Томми Бун больше не колебался. Он сдвинул предохранитель, засунул ствол лазера в рот и снес себе голову.
Джи'Суэй'Ободи'Седон стоял в круге света в подвале одного из заброшенных зданий на окраине Филадельфии и задумчиво смотрел на обезглавленное тело Томаса Дэниела Буна, доброго и славного человека.
Без сомнения, они отличаются от Народа Пламени. Способны сопротивляться Речи, хотя и восприимчивы к ней.
Это хороший знак.
Они заставили его дожидаться почти целый час.
Дван не позволял себе терять терпение. Ему и раньше приходилось иметь дело с главами сицилийской мафии, хотя и очень давно, поэтому он понимал и принимал тот особый этикет, который следовало неукоснительно соблюдать. Он сидел на открытой веранде в плетеном кресле за маленьким круглым столиком с бокалом терпкого красного вина в руке, ощущая кожей легкий прохладный ветерок и теплый солнечный свет и разглядывая фамильные сады Сантонья и ухоженные виноградники. Дон Эмилио заставит его ждать до тех пор, пока не управится со своими делами, но не дольше.

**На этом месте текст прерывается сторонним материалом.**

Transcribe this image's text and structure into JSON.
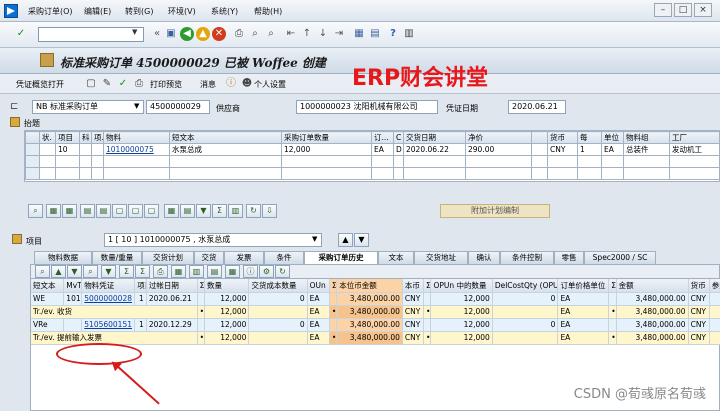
{
  "menubar": {
    "items": [
      "采购订单(O)",
      "编辑(E)",
      "转到(G)",
      "环境(V)",
      "系统(Y)",
      "帮助(H)"
    ]
  },
  "title": "标准采购订单 4500000029 已被 Woffee 创建",
  "watermark": "ERP财会讲堂",
  "toolbar2": {
    "overview_label": "凭证概览打开",
    "print_preview_label": "打印预览",
    "messages_label": "消息",
    "personal_settings_label": "个人设置"
  },
  "header": {
    "doc_type": "NB 标准采购订单",
    "po_number": "4500000029",
    "vendor_label": "供应商",
    "vendor_value": "1000000023 沈阳机械有限公司",
    "doc_date_label": "凭证日期",
    "doc_date_value": "2020.06.21"
  },
  "section_header_label": "抬题",
  "items_table": {
    "columns": [
      "状.",
      "项目",
      "科",
      "项.",
      "物料",
      "短文本",
      "采购订单数量",
      "订...",
      "C",
      "交货日期",
      "净价",
      "",
      "货币",
      "每",
      "单位",
      "物料组",
      "工厂"
    ],
    "row": [
      "10",
      "1010000075",
      "水泵总成",
      "12,000",
      "EA",
      "D",
      "2020.06.22",
      "290.00",
      "CNY",
      "1",
      "EA",
      "总装件",
      "发动机工"
    ]
  },
  "plan_button_label": "附加计划编制",
  "item_selector": {
    "label": "项目",
    "value": "1 [ 10 ] 1010000075 , 水泵总成"
  },
  "tabs": [
    "物料数据",
    "数量/重量",
    "交货计划",
    "交货",
    "发票",
    "条件",
    "采购订单历史",
    "文本",
    "交货地址",
    "确认",
    "条件控制",
    "零售",
    "Spec2000 / SC"
  ],
  "history_table": {
    "columns": [
      "短文本",
      "MvT",
      "物料凭证",
      "项目",
      "过帐日期",
      "Σ",
      "数量",
      "交货成本数量",
      "OUn",
      "Σ",
      "本位币金额",
      "本币",
      "Σ",
      "OPUn 中的数量",
      "DelCostQty (OPUn)",
      "订单价格单位",
      "Σ",
      "金额",
      "货币",
      "参照"
    ],
    "rows": [
      {
        "type": "data",
        "cells": [
          "WE",
          "101",
          "5000000028",
          "1",
          "2020.06.21",
          "",
          "12,000",
          "0",
          "EA",
          "",
          "3,480,000.00",
          "CNY",
          "",
          "12,000",
          "0",
          "EA",
          "",
          "3,480,000.00",
          "CNY",
          ""
        ]
      },
      {
        "type": "sub",
        "cells": [
          "Tr./ev. 收货",
          "",
          "",
          "",
          "",
          "•",
          "12,000",
          "",
          "EA",
          "•",
          "3,480,000.00",
          "CNY",
          "•",
          "12,000",
          "",
          "EA",
          "•",
          "3,480,000.00",
          "CNY",
          ""
        ]
      },
      {
        "type": "data",
        "cells": [
          "VRe",
          "",
          "5105600151",
          "1",
          "2020.12.29",
          "",
          "12,000",
          "0",
          "EA",
          "",
          "3,480,000.00",
          "CNY",
          "",
          "12,000",
          "0",
          "EA",
          "",
          "3,480,000.00",
          "CNY",
          ""
        ]
      },
      {
        "type": "sub",
        "cells": [
          "Tr./ev. 提前输入发票",
          "",
          "",
          "",
          "",
          "•",
          "12,000",
          "",
          "EA",
          "•",
          "3,480,000.00",
          "CNY",
          "•",
          "12,000",
          "",
          "EA",
          "•",
          "3,480,000.00",
          "CNY",
          ""
        ]
      }
    ]
  },
  "footer_credit": "CSDN @荀彧原名荀彧",
  "colors": {
    "watermark": "#e8171b",
    "annotation": "#d61b1b",
    "highlight_column": "#fbd3a6"
  }
}
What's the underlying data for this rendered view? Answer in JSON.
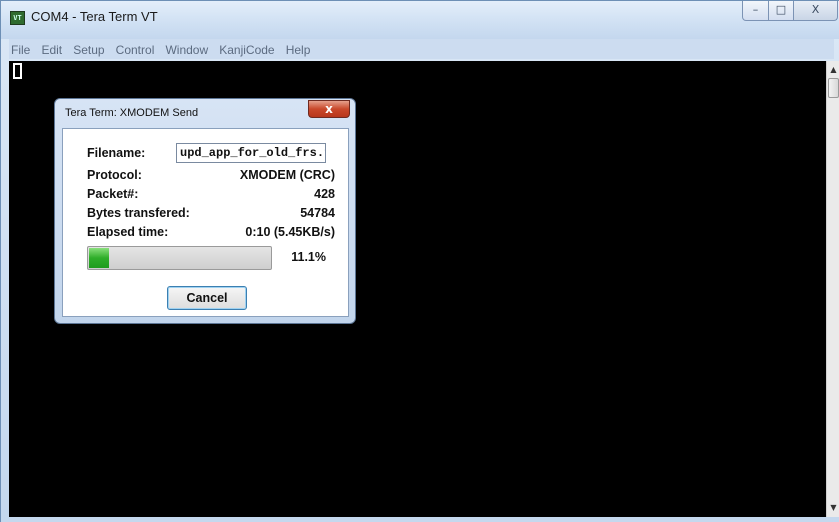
{
  "window": {
    "title": "COM4 - Tera Term VT",
    "app_icon_text": "VT",
    "min_label": "–",
    "max_label": "□",
    "close_label": "X"
  },
  "menu": [
    "File",
    "Edit",
    "Setup",
    "Control",
    "Window",
    "KanjiCode",
    "Help"
  ],
  "scrollbar": {
    "up": "▲",
    "down": "▼"
  },
  "dialog": {
    "title": "Tera Term: XMODEM Send",
    "close_label": "x",
    "filename_label": "Filename:",
    "filename_value": "upd_app_for_old_frs.t",
    "protocol_label": "Protocol:",
    "protocol_value": "XMODEM (CRC)",
    "packet_label": "Packet#:",
    "packet_value": "428",
    "bytes_label": "Bytes transfered:",
    "bytes_value": "54784",
    "elapsed_label": "Elapsed time:",
    "elapsed_value": "0:10 (5.45KB/s)",
    "progress_percent": "11.1%",
    "progress_fraction": 0.111,
    "cancel_label": "Cancel"
  },
  "colors": {
    "terminal_bg": "#000000",
    "progress_fill": "#2fae2a",
    "close_button": "#c9482b"
  }
}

Где-то около часа дня дон вышел на веранду, тепло поприветствовал Двана и уселся напротив.
— Извини, Уильям. Но прошло уже столько лет, а ты позвонил так неожиданно... — Эмилио пожал плечами. — У меня ушло некоторое время, чтобы проверить твою деятельность за последнее десятилетие. — Старик улыбнулся Двану. — Говоря по правде, я был удивлен. Новостные танцы... — Он снова пожал плечами. — Жаль гробить на эту ерунду такие способности, как у тебя.
Дван улыбнулся в ответ:
— Может быть. Зато это безопасно, не требует больших усилий и в моем преклонном возрасте меня вполне устраивает. Эмилио нахмурился:
— Преклонный возраст, говоришь? Тебе сейчас сколько?.. Лет восемьдесят? Должен сказать, выглядишь ты отлично, прямо-таки замечательно выглядишь.
— Как и вы, дон Эмилио.
Дон кивнул, отлично понимая, что это лишь дань вежливости.
— Чем я могу помочь тебе, Уильям? Если ты задумал растрепать мое имя в новостях, сразу предупреждаю, что это меня отнюдь не порадует. Я уже слишком стар для дешевой рекламы.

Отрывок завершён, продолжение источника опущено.